On June 18, 2014, the United States District Court for the Southern District of New York upheld a New York City ordinance that effectively prohibits all promotional marketing and discounts for cigarettes and tobacco products. The District Court found that there was no First Amendment violation and that the newly enacted city code, which bans any sale of cigarettes or tobacco products below the “listed” or “advertised” price, was not preempted by federal or state law.
The New York City Council passed Local Law 97 in October 2013 with the stated purpose of raising the price of cigarettes and tobacco products in order to reduce tobacco consumption.
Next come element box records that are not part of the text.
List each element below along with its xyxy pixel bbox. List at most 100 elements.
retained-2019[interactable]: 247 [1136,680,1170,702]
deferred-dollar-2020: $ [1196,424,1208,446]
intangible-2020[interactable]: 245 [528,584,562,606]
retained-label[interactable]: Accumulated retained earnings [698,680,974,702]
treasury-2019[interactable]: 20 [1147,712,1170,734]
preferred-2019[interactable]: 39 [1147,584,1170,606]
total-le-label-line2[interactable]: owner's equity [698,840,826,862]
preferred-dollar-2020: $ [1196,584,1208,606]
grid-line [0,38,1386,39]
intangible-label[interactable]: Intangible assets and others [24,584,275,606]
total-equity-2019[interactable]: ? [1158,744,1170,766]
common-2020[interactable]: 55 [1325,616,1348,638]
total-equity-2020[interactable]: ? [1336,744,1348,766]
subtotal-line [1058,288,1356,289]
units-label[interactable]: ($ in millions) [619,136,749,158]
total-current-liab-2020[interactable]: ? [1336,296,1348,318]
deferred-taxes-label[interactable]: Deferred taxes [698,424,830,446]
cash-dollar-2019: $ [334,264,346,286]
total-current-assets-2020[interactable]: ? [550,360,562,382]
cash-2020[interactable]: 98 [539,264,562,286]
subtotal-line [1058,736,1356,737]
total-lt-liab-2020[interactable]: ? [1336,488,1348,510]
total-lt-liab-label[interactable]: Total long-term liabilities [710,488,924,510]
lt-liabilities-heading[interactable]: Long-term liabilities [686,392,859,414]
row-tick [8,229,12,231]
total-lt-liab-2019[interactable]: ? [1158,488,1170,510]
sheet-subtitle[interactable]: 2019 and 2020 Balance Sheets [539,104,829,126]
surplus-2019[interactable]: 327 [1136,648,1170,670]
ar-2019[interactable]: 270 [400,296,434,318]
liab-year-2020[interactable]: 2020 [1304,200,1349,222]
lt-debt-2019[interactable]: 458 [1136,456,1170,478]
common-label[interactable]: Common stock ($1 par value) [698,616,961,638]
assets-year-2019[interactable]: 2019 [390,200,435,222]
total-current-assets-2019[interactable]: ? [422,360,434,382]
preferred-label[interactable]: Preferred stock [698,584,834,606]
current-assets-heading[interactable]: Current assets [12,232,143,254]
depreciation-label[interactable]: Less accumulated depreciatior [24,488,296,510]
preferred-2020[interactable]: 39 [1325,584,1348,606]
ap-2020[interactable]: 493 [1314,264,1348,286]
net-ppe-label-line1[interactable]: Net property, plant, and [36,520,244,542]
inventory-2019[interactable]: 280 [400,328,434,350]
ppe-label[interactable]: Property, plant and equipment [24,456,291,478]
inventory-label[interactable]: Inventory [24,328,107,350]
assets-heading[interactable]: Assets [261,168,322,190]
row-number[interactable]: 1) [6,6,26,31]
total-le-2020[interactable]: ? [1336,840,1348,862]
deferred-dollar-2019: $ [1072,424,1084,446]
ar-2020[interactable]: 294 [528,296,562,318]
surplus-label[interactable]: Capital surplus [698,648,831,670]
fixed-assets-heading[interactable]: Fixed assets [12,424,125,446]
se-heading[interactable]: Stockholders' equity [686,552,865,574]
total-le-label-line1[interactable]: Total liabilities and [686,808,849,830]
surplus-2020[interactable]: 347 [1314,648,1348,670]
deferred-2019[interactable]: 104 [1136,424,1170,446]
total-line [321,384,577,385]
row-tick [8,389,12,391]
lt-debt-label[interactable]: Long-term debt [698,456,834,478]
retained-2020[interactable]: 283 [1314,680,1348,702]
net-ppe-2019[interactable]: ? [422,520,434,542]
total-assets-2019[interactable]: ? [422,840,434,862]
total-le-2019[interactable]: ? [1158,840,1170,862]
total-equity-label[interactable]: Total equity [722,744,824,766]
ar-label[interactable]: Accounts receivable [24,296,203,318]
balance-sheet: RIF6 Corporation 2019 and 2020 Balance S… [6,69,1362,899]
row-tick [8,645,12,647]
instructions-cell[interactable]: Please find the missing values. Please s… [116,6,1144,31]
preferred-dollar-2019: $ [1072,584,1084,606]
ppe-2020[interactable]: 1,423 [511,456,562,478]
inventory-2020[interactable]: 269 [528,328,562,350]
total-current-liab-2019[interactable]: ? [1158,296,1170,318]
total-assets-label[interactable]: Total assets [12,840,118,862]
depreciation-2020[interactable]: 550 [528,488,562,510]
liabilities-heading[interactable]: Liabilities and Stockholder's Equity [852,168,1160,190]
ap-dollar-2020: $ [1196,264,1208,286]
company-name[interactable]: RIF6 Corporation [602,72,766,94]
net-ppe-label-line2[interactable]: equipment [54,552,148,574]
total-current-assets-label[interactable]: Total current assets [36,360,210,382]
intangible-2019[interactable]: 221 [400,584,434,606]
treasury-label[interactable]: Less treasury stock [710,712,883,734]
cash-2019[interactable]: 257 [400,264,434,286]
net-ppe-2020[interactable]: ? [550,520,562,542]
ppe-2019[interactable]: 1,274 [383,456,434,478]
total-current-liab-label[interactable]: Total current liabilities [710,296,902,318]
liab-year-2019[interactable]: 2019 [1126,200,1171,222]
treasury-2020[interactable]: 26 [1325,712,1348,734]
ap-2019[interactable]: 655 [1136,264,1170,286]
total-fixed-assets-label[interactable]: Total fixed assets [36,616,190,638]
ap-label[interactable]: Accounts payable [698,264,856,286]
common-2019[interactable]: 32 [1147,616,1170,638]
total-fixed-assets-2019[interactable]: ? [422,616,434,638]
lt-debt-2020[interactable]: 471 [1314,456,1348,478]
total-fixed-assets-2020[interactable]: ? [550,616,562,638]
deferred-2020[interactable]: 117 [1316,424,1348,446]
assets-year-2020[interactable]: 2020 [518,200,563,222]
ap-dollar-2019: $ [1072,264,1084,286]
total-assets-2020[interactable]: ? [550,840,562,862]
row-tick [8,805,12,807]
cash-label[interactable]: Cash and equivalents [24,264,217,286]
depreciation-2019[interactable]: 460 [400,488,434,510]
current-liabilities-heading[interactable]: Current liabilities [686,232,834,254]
The law prohibits New York City retailers from using “discounting schemes” such as coupons or multi-package discounts for tobacco products.
In November 2013, then-Mayor of New York City Michael Bloomberg signed the ordinance into law. Shortly thereafter, the National Association of Tobacco Outlets (“NATO”) and a group of tobacco manufacturers joined as plaintiffs to challenge the discounting prohibition of Local Law 97. NATO and its co-plaintiffs sued the City of New York in federal court, arguing that Local Law 97 was invalid for three reasons. Plaintiffs alleged that the ordinance: (1) violated the First Amendment of the U.S. Constitution and the Free Speech Clause of the New York Constitution; (2) was preempted by the Federal Cigarette Labeling and Advertising Act (“Labeling Act”); and (3) was preempted by New York State Public Health Law.
The parties agreed there were no factual disputes, so they opted to forego trial and consent to a summary judgment ruling. Meanwhile, enforcement of the ordinance was stayed from March 2014 until June 2014 when the District Court granted summary judgment for the City of New York. In a 36 page opinion, the court rejected each of plaintiffs’ arguments, holding that Local Law 97 posed neither constitutional nor preemption concerns.
In addressing the First Amendment claim, the District Court relied heavily on an appellate decision from the United States Court of Appeals for the First Circuit (“First Circuit”), which upheld a similar ordinance passed by the City of Providence in Rhode Island. In that case, the First Circuit held that offering coupons and providing multi-pack discounts is not protected activity under the First Amendment.
Likewise in this case, because the New York City discounting prohibition does not prevent retailers from communicating a listed price, the District Court found no restriction on free speech. The ordinance “only regulates an economic transaction… it does not restrict the dissemination of pricing information.”
Similarly, the District Court relied on the First Circuit decision when dismissing the tobacco companies’ second argument, that the Labeling Act preempted Local Law 97. That court held that the preemption provision of the Labeling Act was solely intended to prevent interference or supplementary efforts by states or local authorities in regulating advertising about the health risks of smoking. Moreover, a 2009 amendment to the law specifically left the door open for states to impose time, place, and manner regulations on tobacco advertising so long as the restrictions were content neutral. Because the New York ordinance does not regulate the inclusion of health information on cigarette packages, the District Court concluded that the Labeling Act did not preempt Local Law 97.
In their third argument, tobacco companies claimed that a New York State law preempted Local Law 97. They relied on a state law that prohibits the sampling and free distribution of tobacco products and also regulated the distribution of tobacco coupons. In response, the City of New York relied on the legislative history of the state law. The City argued that the New York legislature intended “coupon” in the law to refer to free, not discounted tobacco. When the bill was introduced, the sponsor noted that the “unrestricted free distribution of cigarettes all too often results in distribution of tobacco products to minors and is an inducement to smoke.”
As a result, the District Court found that the state law dealt only with sampling or distribution of free, rather than partially discounted tobacco products. As such, the state health law did not preempt New York City’s Local Law 97.
To date, the tobacco companies have not filed a notice for appeal to the United States Court of Appeals for the Second Circuit (“Second Circuit”). If they decide to do so, they have 30 days from the date of the District Court decision to note an appeal – or until July 18th.
Advocates of tobacco regulation may now attempt to pass similar laws in other cities and states. After the District Court handed down its decision, a spokesperson for New York City described the ruling as a “huge victory for the city’s comprehensive efforts to reduce tobacco usage.” The effect of the New York and the City of Providence ordinances remains to be seen, but presumably the regulations will negatively impact ability to discount cigarettes and tobacco products.
Local Law 97 bans a wide array of marketing techniques. For example, a tobacco manufacturer might mail customers a $1 off coupon for a particular brand of cigarettes redeemable at any retail location. Similarly, a tobacco retailer might offer specials such as: (1) “buy two packs, get $2 off the third;” (2) a free or discounted lighter in exchange for purchasing a box of cigarettes; and (3) a one-day sale where all cigars are sold at $2 off the listed price. Under Local Law 97, all of these promotions are now illegal in New York City.